By JIM KEVLIN • Special to www.AllOTSEGO.com
COOPERSTOWN – Following Governor Cuomo’s directive, Otsego County’s government and Oneonta’s City Hall took steps Tuesday, March 17, to send half of their workforce home.
Cooperstown Mayor Ellen Tillapaugh Kuch said, because of the size of the village’s workforce, only “One or two” employees will be sent home.
“We’re required to do this,” said county board Chairman David Bliss, R-Cooperstown/Town of Middlefield. “We’re not making it up on own. Every county in the state is doing the same thing.” He added, “the health and safety of our employees and citizens is our top priority.”
In Oneonta, Mayor Gary Herzig said “our focus right now is keeping people safe.
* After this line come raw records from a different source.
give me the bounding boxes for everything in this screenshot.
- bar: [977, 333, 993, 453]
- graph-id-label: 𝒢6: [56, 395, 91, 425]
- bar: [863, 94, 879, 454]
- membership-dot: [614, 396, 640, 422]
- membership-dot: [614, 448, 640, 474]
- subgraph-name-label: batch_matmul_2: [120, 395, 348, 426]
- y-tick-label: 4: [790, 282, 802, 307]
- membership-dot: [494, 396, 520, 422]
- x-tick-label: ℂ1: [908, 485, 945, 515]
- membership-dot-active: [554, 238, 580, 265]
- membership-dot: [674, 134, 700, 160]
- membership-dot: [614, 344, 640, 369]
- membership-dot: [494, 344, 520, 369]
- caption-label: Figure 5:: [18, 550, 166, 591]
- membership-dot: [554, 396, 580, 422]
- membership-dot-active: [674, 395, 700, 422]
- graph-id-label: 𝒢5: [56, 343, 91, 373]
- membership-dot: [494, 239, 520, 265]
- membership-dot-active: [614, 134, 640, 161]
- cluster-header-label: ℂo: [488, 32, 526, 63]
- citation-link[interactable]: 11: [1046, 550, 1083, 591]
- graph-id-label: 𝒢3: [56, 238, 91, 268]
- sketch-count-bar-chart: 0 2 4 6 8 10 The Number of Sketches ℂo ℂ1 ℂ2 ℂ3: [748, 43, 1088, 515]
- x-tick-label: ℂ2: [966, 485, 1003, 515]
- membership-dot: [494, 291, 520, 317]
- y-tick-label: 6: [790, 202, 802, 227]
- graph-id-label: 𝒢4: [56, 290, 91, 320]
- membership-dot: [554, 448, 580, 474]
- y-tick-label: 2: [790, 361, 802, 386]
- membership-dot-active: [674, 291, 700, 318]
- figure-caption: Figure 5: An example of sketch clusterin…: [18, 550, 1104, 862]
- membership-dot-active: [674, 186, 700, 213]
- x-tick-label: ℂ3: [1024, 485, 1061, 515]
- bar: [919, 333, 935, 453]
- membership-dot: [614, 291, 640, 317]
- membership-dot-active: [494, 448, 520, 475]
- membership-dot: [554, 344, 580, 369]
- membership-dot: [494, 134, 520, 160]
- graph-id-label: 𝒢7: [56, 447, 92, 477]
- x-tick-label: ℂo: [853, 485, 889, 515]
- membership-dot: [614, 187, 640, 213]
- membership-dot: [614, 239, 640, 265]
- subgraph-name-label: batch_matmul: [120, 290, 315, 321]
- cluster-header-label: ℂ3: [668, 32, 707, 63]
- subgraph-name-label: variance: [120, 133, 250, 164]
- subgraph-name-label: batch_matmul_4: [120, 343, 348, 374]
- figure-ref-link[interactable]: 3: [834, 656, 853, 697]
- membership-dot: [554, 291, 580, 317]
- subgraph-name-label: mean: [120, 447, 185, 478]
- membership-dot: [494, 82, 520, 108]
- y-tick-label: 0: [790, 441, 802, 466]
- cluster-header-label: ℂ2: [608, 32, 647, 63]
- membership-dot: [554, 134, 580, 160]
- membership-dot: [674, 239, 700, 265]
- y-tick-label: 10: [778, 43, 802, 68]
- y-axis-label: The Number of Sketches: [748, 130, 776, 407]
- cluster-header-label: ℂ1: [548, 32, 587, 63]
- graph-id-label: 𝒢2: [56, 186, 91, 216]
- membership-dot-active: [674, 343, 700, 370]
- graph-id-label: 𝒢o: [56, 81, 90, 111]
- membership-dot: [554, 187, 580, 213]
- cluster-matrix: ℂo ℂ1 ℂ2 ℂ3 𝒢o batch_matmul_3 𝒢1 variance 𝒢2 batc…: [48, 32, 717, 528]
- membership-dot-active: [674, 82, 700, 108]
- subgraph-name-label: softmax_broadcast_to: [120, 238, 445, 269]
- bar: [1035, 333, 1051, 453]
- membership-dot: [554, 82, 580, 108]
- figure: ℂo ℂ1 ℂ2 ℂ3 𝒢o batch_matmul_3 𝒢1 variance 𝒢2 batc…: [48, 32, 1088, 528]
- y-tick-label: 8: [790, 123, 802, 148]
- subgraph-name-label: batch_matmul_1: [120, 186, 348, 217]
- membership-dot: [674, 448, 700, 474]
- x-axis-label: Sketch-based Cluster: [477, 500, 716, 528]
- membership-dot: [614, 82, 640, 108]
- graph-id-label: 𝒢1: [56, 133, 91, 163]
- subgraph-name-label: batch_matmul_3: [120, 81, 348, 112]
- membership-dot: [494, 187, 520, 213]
Party of that will be to reduce our workforce, to protect our employees.”
Following a Tuesday meeting of the county’s Emergency Task Force, Bliss and task force Chairman Allen Ruffles gave particulars.
Starting on the 18th, 197 Main St., Coopertown, The Meadows in the Town of Middlefield, and Old City Hall in Oneonta will be open to the public “by appointment only.” People who cannot connect by phone should dial 211, and will be directed by an operator to the right person.
The DMV office in Cooperstown will be available only to auto dealers; the Oneonta DMV office will close completely.
In Oneonta, Herzig said a decision on “all non-essential services” would be made at Common Council’s Tuesday. “We will allow as many staff as possible to work from home,” he said.
A number of Oneonta Public Transport routes are being eliminated for now as part of this, Herzig said. “However, if somebody urgently needs to get someplace, they will be able to dial, and we will come and get them.” Many transactions will City Hall will be done by mail, for the time being, he said.
Emergencies will be handled. For instance, the Department of Public Works may not be filling potholes, but it a water main breaks, city crews will fix it.
In Cooperstown, Tillapaugh said she has been participating daily in conference calls with Samantha Madison, the governor’s regional representative, where she learned about the 50-percent reduction mandate.
She and Village Administrator Teri Barown have been discussing implementation, and they are looking to identify employees who are candidates for “self-isolation,” working from home. Any employees sent home will receive full salary and benefits.